Furthermore, health care purchasing is not subject to normal market forces, something health care policy "experts" continue to overlook.  For example, the Massachusetts Attorney General's report advocates a “competitive market-based approach balanced with limited government intervention” that will be in effect until “the corrective effects of tiered and limited network products can improve market function.”  What are these new health insurance products that Massachusetts is hoping will solve the cost problem?  Tiered products give purchasers of health insurance the option to select a plan with lower copays for choosing “efficient” physicians or hospitals.  Does "efficient" mean a physician 50 miles away that will only see new patients on the 3rd Thursday of every other month?  Obviously, you can motivate people to join these plans through lower premiums and copays, but you better hope the people who join them are young and healthy individuals who never need health care.  Because if they do, they'll be doing it on a wing and a prayer.

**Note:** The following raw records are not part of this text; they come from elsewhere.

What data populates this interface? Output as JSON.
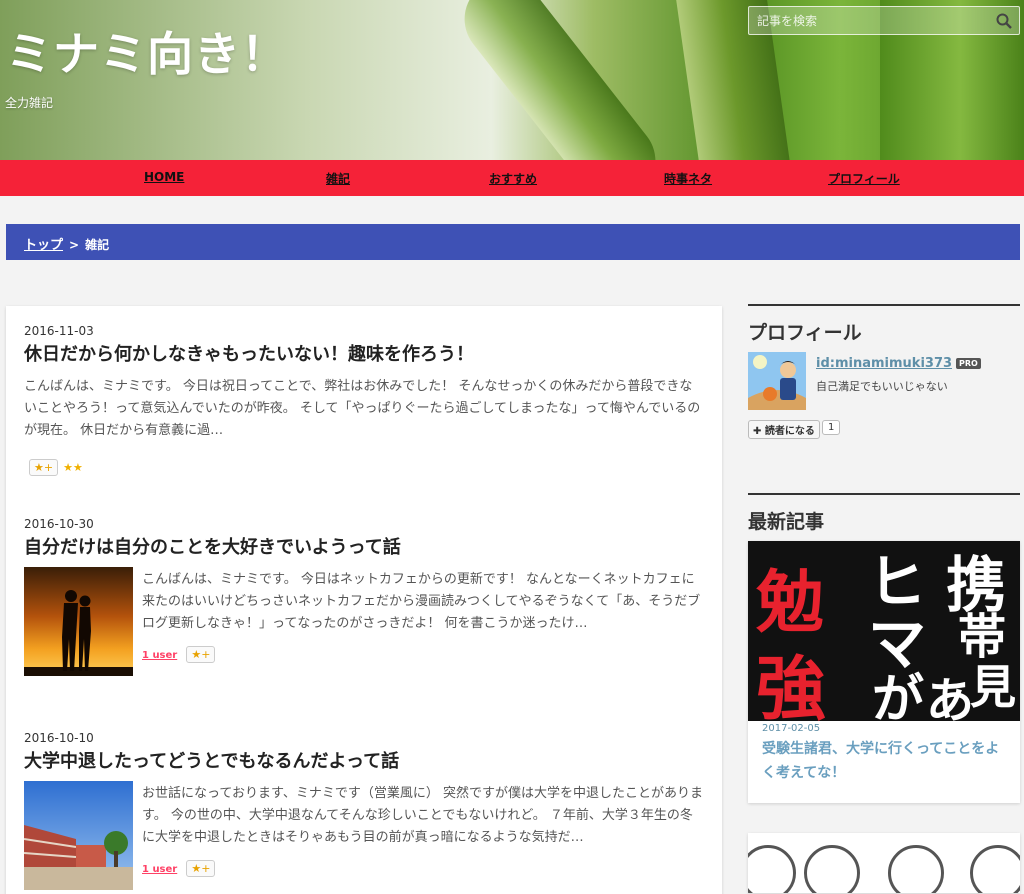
{
  "header": {
    "title": "ミナミ向き！",
    "description": "全力雑記",
    "search_placeholder": "記事を検索"
  },
  "nav": {
    "items": [
      "HOME",
      "雑記",
      "おすすめ",
      "時事ネタ",
      "プロフィール"
    ]
  },
  "breadcrumb": {
    "top": "トップ",
    "separator": ">",
    "current": "雑記"
  },
  "entries": [
    {
      "date": "2016-11-03",
      "title": "休日だから何かしなきゃもったいない！趣味を作ろう！",
      "summary": "こんばんは、ミナミです。 今日は祝日ってことで、弊社はお休みでした！ そんなせっかくの休みだから普段できないことやろう！って意気込んでいたのが昨夜。 そして「やっぱりぐーたら過ごしてしまったな」って悔やんでいるのが現在。 休日だから有意義に過…",
      "star_button": "★+",
      "stars": "★★"
    },
    {
      "date": "2016-10-30",
      "title": "自分だけは自分のことを大好きでいようって話",
      "summary": "こんばんは、ミナミです。 今日はネットカフェからの更新です！ なんとなーくネットカフェに来たのはいいけどちっさいネットカフェだから漫画読みつくしてやるぞうなくて「あ、そうだブログ更新しなきゃ！」ってなったのがさっきだよ！ 何を書こうか迷ったけ…",
      "users": "1 user",
      "star_button": "★+"
    },
    {
      "date": "2016-10-10",
      "title": "大学中退したってどうとでもなるんだよって話",
      "summary": "お世話になっております、ミナミです（営業風に） 突然ですが僕は大学を中退したことがあります。 今の世の中、大学中退なんてそんな珍しいことでもないけれど。 ７年前、大学３年生の冬に大学を中退したときはそりゃあもう目の前が真っ暗になるような気持だ…",
      "users": "1 user",
      "star_button": "★+"
    }
  ],
  "sidebar": {
    "profile": {
      "heading": "プロフィール",
      "id": "id:minamimuki373",
      "badge": "PRO",
      "description": "自己満足でもいいじゃない",
      "reader_button": "読者になる",
      "reader_count": "1"
    },
    "recent": {
      "heading": "最新記事",
      "date": "2017-02-05",
      "title": "受験生諸君、大学に行くってことをよく考えてな！",
      "image_text": [
        "勉",
        "強",
        "ヒ",
        "マ",
        "が",
        "あ",
        "携",
        "帯",
        "見"
      ]
    }
  },
  "colors": {
    "nav": "#f52238",
    "breadcrumb": "#3e51b5",
    "link": "#5e8fa8"
  }
}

The tiers are based on crude definitions of physician and hospital “efficiency” and fail to recognize that a large factor in the high cost of medical care is due to across-the-board over-utilization of expensive technology.  But what is clear is that the place to start is by restraining hospital and physician charges.  What is also becoming obvious is that government involvement in the health care issue, first at the state level, and now at the Federal level, needs to change from foisting ineffective, window-dressing programs on the public to actually setting prices for all health care, not just those reimbursed through Federal programs like Medicare and Medicaid.  It's too late to close the gate, the cows are out and spread out all over the field.  With a rapidly aging population migrating into a bankrupt Medicare program, the time is right for either provider pricing across the board, or the elimination of set prices/reimbursements on Federal programs (e.g., DRGs) so we can go to a full-scale market where price setting and health care consumer purchasing power are playing on the same field.  By giving the ultimate power to the consumer, the word "efficiency" will actually have meaning.  Rather than a term spun by a state, and soon, a Federal government, it will be a word with meaning, a word that will be used by health care consumers to justify the spending of their dollars on care they need, and, if a little common sense finds its way into this debate, on care they can afford.